By Turna Ray
Researchers at the Translational Genomics Research Institute have published data that suggests the possibility of using RNAi screening to develop targeted combination treatments for ovarian cancer.
Last month in Gynecologic Oncology, Shilpi Arora of TGen's Pharmaceutical Genomics Division and colleagues published results from a study in which they searched for proteins linked to cisplatin response by conducting a high-throughput RNAi screen of 572 kinases in the ovarian cancer cell line SKOV3.
"Our data provides kinase targets that could be exploited to design better therapeutics for ovarian cancer patients," the study authors reported. In the study, researchers also demonstrate "the effectiveness of high-throughput RNAi screening as a tool for identifying sensitizing targets to known and established chemotherapeutic agents."
The researchers discovered 55 siRNAs that augmented cisplatin's ability to inhibit the growth of ovarian cancer cells. According to the paper, inhibition of ATR and CHK1 "resulted in the greatest modulation of cisplatin response."
In order to examine the therapeutic implications of this finding, the researchers blocked CHK1 with a small molecule agent, PD 407824, and found that it sensitized the cancer cells to cisplatin.
Although the concepts being explored by TGen require validation, there is certainly potential for applying the RNAi screening hypothesis generated by TGen's research in commercial drug development. The hypothesis may be of interest to several drug companies currently exploring investigational CHK1 inhibitors in combination with other chemotherapeutic agents including Pfizer, Merck, Lilly, and AstraZeneca.

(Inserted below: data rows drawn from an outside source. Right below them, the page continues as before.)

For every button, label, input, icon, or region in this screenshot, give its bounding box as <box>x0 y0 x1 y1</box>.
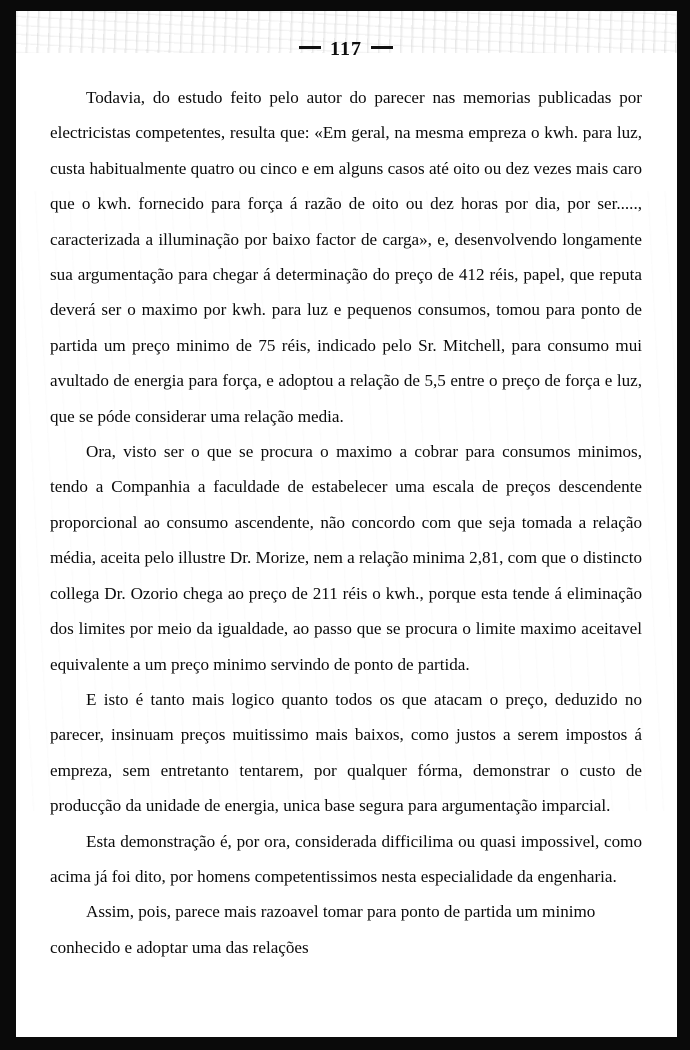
paragraph: Esta demonstração é, por ora, considerada difficilima ou quasi impossivel, como acima já foi dito, por homens competentissimos nesta especialidade da engenharia. <box>50 831 642 886</box>
paragraph: Todavia, do estudo feito pelo autor do parecer nas memorias publicadas por electricistas competentes, resulta que: «Em geral, na mesma empreza o kwh. para luz, custa habitualmente quatro ou cinco e em alguns casos até oito ou dez vezes mais caro que o kwh. fornecido para força á razão de oito ou dez horas por dia, por ser....., caracterizada a illuminação por baixo factor de carga», e, desenvolvendo longamente sua argumentação para chegar á determinação do preço de 412 réis, papel, que reputa deverá ser o maximo por kwh. para luz e pequenos consumos, tomou para ponto de partida um preço minimo de 75 réis, indicado pelo Sr. Mitchell, para consumo mui avultado de energia para força, e adoptou a relação de 5,5 entre o preço de força e luz, que se póde considerar uma relação media. <box>50 88 642 426</box>
folio-rule-right <box>371 46 393 49</box>
body-text <box>50 61 642 965</box>
folio-number: 117 <box>330 38 362 60</box>
paragraph: Ora, visto ser o que se procura o maximo a cobrar para consumos minimos, tendo a Companhia a faculdade de estabelecer uma escala de preços descendente proporcional ao consumo ascendente, não concordo com que seja tomada a relação média, aceita pelo illustre Dr. Morize, nem a relação minima 2,81, com que o distincto collega Dr. Ozorio chega ao preço de 211 réis o kwh., porque esta tende á eliminação dos limites por meio da igualdade, ao passo que se procura o limite maximo aceitavel equivalente a um preço minimo servindo de ponto de partida. <box>50 442 642 674</box>
folio-rule-left <box>299 46 321 49</box>
page-number <box>50 11 642 61</box>
paragraph: Assim, pois, parece mais razoavel tomar para ponto de partida um minimo conhecido e adoptar uma das relações <box>50 902 596 957</box>
paragraph: E isto é tanto mais logico quanto todos os que atacam o preço, deduzido no parecer, insinuam preços muitissimo mais baixos, como justos a serem impostos á empreza, sem entretanto tentarem, por qualquer fórma, demonstrar o custo de producção da unidade de energia, unica base segura para argumentação imparcial. <box>50 689 642 816</box>
page-sheet <box>16 11 677 1037</box>
page-content <box>16 11 677 965</box>
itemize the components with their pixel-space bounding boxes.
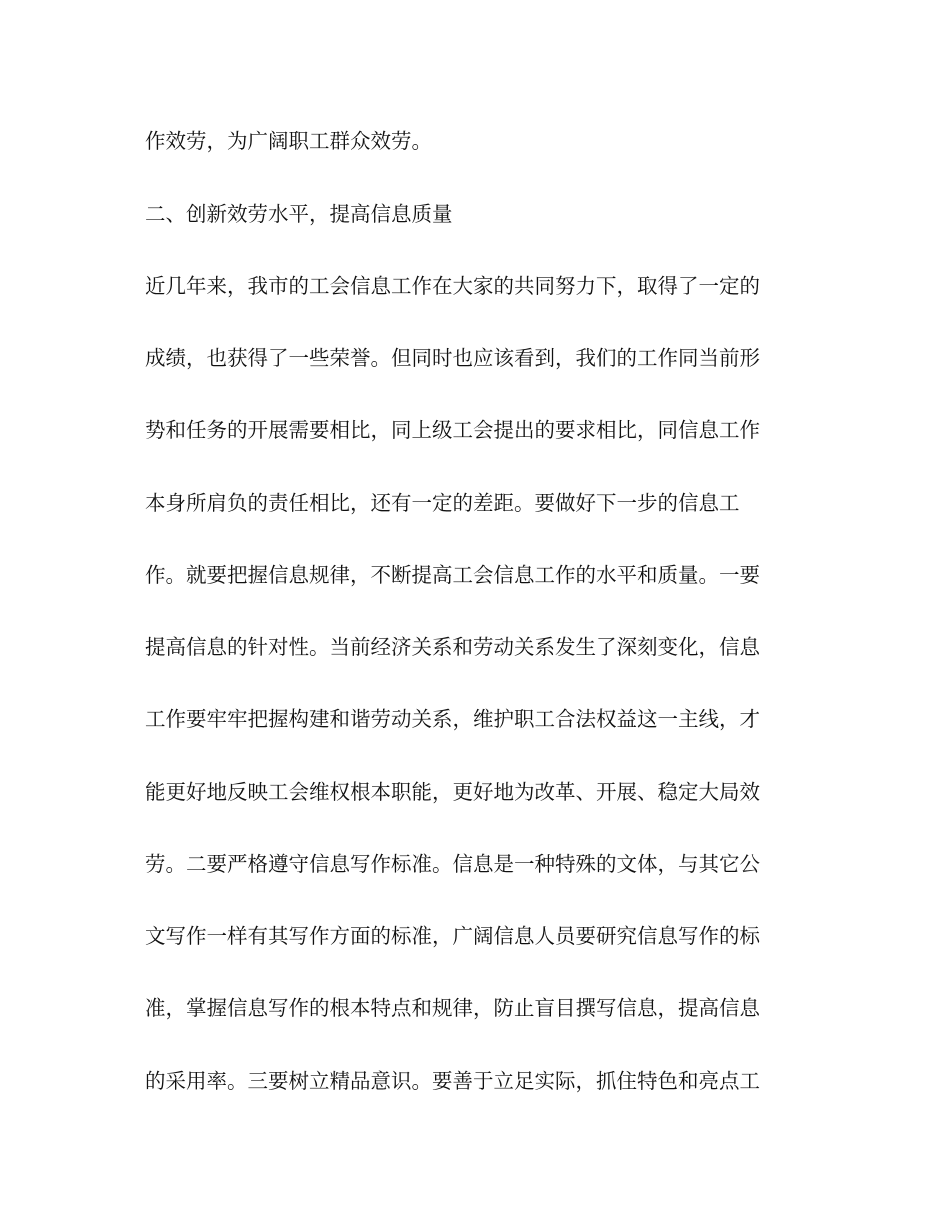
text-line: 成绩，也获得了一些荣誉。但同时也应该看到，我们的工作同当前形	[145, 346, 760, 370]
text-line: 作效劳，为广阔职工群众效劳。	[145, 129, 432, 153]
text-line: 作。就要把握信息规律，不断提高工会信息工作的水平和质量。一要	[145, 563, 760, 587]
text-line: 工作要牢牢把握构建和谐劳动关系，维护职工合法权益这一主线，才	[145, 707, 760, 731]
text-line: 的采用率。三要树立精品意识。要善于立足实际，抓住特色和亮点工	[145, 1069, 760, 1093]
text-line: 本身所肩负的责任相比，还有一定的差距。要做好下一步的信息工	[145, 491, 740, 515]
text-line: 劳。二要严格遵守信息写作标准。信息是一种特殊的文体，与其它公	[145, 852, 760, 876]
text-line: 势和任务的开展需要相比，同上级工会提出的要求相比，同信息工作	[145, 418, 760, 442]
text-line: 文写作一样有其写作方面的标准，广阔信息人员要研究信息写作的标	[145, 924, 760, 948]
section-heading: 二、创新效劳水平，提高信息质量	[145, 202, 453, 226]
text-line: 近几年来，我市的工会信息工作在大家的共同努力下，取得了一定的	[145, 274, 760, 298]
text-line: 准，掌握信息写作的根本特点和规律，防止盲目撰写信息，提高信息	[145, 996, 760, 1020]
text-line: 能更好地反映工会维权根本职能，更好地为改革、开展、稳定大局效	[145, 780, 760, 804]
text-line: 提高信息的针对性。当前经济关系和劳动关系发生了深刻变化，信息	[145, 635, 760, 659]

In March, TGen published a paper in Drug Discovery in Pancreatic Cancer, titled "Application of High-Throughput RNAi in Pancreatic Cancer Target Discovery and Drug Development," which discussed the application of genome-scale RNAi to identify therapeutic targets.
Raoul Tibes, senior co-author on the Gynecologic Oncology paper, confirmed that TGen Clinical Research Services "has a study with a CHK inhibitor in pancreatic cancer patients," but did not identify the agent.
Additionally, Tibes' lab has performed large-scale RNAi studies in leukemias and identified "potent sensitizers" to readily used chemotherapies. He said he and his research team are working on bringing combinations of chemotherapies with CHK1 inhibitors and other inhibitors that interfere with DNA repair into the clinic for patients with leukemias and hematological malignancies.